Because of the low concentrations and the small volumes collected, collection was then performed in order to obtain fractions for quantitative speciation analysis. Thus F1, F2 and also the crossflow (CF, i.e. the part crossing the membrane) were collected and analysed. CF was considered representative of the sample part with a molar mass lower than the membrane cut off (i.e. 10 kDa). In order to ensure that the crossflow is representative of the whole sample, collection was realized from the beginning of the introduction/focusing step to the end of the elution. The results of speciation analysis performed on these three fractions are presented in Fig. 5. Organotins appear as mainly associated with the colloidal phase, only butyltins (and the most toxic TBT) being in significant concentrations in the <10 kDa part. These results highlight that speciation analysis on colloidal distribution is really important in order to evaluate the fate of contaminants.

Fig. 5
figure 5

Organotin speciation, and distribution on colloidal fractions: CF, cross flow assumed to be representative of <10 kDa part; F1, mainly organic colloids (r g < 50 nm); F2, mainly inorganic colloids (50 < r g < 120 nm)

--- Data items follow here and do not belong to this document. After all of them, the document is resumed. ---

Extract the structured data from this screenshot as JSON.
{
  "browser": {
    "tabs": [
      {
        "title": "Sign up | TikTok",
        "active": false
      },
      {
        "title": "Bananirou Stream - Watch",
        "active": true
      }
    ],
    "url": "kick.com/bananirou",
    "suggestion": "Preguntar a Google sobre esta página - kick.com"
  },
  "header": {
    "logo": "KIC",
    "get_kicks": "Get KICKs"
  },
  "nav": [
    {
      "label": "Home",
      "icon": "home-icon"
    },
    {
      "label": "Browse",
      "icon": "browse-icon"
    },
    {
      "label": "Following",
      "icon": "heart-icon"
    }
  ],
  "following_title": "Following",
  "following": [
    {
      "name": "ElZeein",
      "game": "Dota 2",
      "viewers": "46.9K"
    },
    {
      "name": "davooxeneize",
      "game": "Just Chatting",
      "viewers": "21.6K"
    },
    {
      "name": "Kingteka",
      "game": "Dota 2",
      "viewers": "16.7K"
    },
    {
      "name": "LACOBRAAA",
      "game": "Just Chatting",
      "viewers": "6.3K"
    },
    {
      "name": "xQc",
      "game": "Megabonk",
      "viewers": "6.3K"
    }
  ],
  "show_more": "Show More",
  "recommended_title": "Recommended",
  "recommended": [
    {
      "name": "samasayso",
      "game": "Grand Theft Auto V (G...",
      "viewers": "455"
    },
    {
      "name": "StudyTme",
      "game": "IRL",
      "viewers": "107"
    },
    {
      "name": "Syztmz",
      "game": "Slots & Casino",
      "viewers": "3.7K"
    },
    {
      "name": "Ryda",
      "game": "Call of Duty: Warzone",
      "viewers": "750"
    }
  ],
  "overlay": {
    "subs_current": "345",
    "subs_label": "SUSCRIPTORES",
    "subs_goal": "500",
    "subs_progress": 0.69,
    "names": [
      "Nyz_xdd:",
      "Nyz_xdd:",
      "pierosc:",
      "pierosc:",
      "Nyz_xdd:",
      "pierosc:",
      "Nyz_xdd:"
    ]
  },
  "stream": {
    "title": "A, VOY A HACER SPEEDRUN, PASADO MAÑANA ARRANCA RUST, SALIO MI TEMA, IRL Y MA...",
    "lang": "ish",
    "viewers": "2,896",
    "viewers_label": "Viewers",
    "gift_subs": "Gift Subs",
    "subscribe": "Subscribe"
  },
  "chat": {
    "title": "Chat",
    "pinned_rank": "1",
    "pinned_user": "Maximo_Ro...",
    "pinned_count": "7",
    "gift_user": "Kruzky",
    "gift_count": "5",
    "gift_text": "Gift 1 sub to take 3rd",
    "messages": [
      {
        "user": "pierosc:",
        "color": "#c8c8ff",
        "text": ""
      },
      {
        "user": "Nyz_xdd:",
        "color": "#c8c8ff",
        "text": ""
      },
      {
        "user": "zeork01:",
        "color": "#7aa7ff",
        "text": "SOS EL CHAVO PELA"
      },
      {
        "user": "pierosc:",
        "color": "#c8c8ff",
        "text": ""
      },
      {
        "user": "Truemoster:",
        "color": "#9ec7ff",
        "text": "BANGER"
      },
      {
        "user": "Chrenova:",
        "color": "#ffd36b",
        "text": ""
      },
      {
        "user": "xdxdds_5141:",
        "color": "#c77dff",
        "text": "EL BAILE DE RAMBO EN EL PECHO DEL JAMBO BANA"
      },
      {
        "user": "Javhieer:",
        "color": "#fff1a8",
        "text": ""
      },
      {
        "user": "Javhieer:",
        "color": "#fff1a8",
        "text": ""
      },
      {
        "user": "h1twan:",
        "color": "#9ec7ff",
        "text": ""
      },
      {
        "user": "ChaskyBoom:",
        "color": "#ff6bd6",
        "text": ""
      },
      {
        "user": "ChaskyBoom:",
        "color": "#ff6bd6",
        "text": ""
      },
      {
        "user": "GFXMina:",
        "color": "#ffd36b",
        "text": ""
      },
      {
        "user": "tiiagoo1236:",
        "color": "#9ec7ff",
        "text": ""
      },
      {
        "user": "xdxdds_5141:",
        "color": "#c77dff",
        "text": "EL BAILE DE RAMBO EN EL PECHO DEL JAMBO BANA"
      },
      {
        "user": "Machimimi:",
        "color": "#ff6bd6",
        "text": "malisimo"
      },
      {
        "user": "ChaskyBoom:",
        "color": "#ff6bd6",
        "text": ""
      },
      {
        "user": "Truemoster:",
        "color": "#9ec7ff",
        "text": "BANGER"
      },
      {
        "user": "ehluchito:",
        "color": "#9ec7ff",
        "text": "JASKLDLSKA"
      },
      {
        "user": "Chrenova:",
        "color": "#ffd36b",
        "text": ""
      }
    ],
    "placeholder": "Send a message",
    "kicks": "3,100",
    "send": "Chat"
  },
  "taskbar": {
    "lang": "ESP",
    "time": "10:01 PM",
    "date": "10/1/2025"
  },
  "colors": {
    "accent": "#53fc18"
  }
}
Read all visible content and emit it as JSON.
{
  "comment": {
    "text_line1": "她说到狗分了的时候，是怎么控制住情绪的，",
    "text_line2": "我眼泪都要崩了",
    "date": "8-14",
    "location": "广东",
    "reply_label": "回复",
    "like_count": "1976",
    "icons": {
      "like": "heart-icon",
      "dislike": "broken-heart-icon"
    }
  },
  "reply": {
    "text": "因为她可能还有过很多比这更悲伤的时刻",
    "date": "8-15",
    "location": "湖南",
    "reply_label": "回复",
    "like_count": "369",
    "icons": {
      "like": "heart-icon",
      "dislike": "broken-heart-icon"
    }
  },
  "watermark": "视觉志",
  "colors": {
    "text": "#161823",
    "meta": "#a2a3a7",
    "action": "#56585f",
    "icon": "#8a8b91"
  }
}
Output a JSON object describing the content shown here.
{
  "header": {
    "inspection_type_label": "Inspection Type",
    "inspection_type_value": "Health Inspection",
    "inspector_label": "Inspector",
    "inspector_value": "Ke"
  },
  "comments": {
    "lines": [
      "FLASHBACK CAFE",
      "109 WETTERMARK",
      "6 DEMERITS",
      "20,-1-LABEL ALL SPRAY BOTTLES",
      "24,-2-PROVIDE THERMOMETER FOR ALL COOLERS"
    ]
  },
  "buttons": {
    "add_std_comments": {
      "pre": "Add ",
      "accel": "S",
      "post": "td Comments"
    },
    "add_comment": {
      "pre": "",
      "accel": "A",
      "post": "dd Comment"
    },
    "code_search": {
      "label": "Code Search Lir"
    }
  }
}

In a previous speciation study the 3 methyl and 3 butyltins were found, whereas the other OTC (octyl and phenyltins) were not studied [18]. Considering the uncertainties, the total concentrations of MMT, MBT, DBT, and TBT measured in the current work are generally in agreement with values found by Pinel-Raffaitin et al. (respectively, 150 ± 20, 310 ± 30, 110 ± 20, and 300 ± 40 ng (Sn) L−1) [18]. DMT and TMT were not detected in any fraction, probably because of excessive dilution of the sample after collection of the different As-Fl-FFF fractions, LOD and LOQ of these compounds being not sufficiently low. MOcT and DPhT were also found in significant concentrations. These species appear distributed on F1 fraction only. The current species found and their respective concentrations are in the same range (100–1000 ng (Sn) L−1) as values presented by Mersiowsky et al. for the same type of samples [17]. In this previous study, MBT and DBT were also detected in all the landfill leachate samples analysed. TBT and DOcT were detected in 25 to 30% of the cases, whereas no phenyltin seemed to be present.

According to these results, the approach proposed to perform quantitative speciation analysis appears to be suitable for determination of organotins in the different fractions—<10 kDa and colloidal—of complex environmental samples. Despite the high dilution effect involved in collection of different As-Fl-FFF fractions, the analysis was precise and repeatable.

Conclusions

This application illustrates the potential of on-line fractionation combined with speciation analysis for determination of organotin compounds in a complex sample of environmental interest. As-Fl-FFF–UV–MALLS–ICP–MS on-line coupling has been shown to be a powerful technique giving relevant information about the dependence of metal distribution on the nature and size of colloids. In this work it enabled elucidation of the dependence of the distribution of the tin on the nature of the different colloidal fractions. From the fractograms obtained, appropriate collection of different fractions and their SPME-GC-PFPD speciation analysis completed the information by giving the organotin distribution over the colloidal phases and their concentration on the two main fractions previously identified. These first results highlight the different behaviour of the organotins with regard to their nature and their origin. By showing that organotins are mainly associated with the colloidal phase, the major importance of speciation analysis on the colloid phase is confirmed. For this purpose, on-line fractionation appears especially useful.